Es ist himmelschreiend ungerecht: In Deutschland haben schon jetzt anteilig mehr Menschen ihre Booster-Impfung erhalten als in ärmeren Ländern ihre erste Spritze zur Corona-Immunisierung. 5,6 Prozent geboosterten Deutschen stehen immer noch erst 4,6 Prozent mindestens Erstgeimpften in den 27 ärmsten Ländern der Erde gegenüber.

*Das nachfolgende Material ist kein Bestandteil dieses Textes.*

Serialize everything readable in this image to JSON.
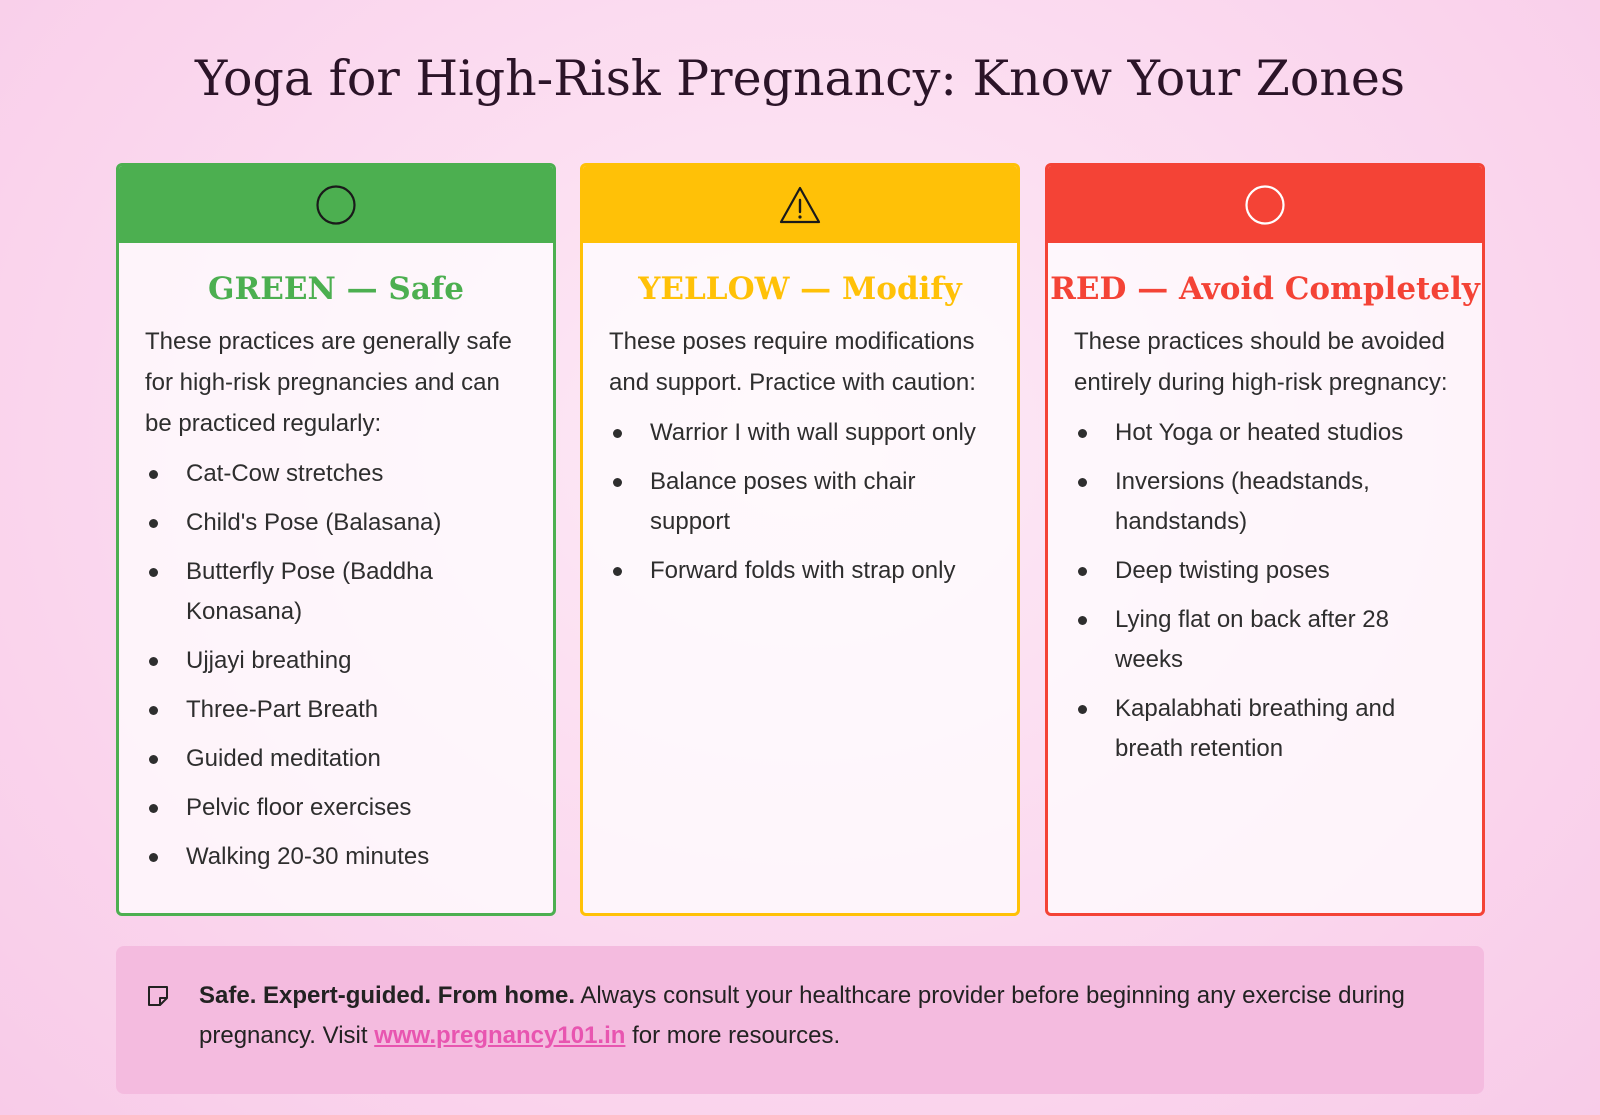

Abgesehen von ethischen und moralischen Gründen gibt es ein ziemlich einleuchtendes Argument, warum der globale Süden endlich viel mehr Impfstoff bekommen muss: Die Pandemie ist erst vorbei, wenn dem Virus überall auf der Welt die menschlichen Wirte ausgehen. Und vor diesem Gesichtspunkt ist eine Boosterkampagne, während fast die Hälfte der Weltbevölkerung noch ungeimpft ist, ungerecht. Noch brisanter: Die geschäftsführende Bundesregierung hält Impfstoffspenden an das COVAX-Programm zurück, um die eigene Bevölkerung drittimpfen zu können.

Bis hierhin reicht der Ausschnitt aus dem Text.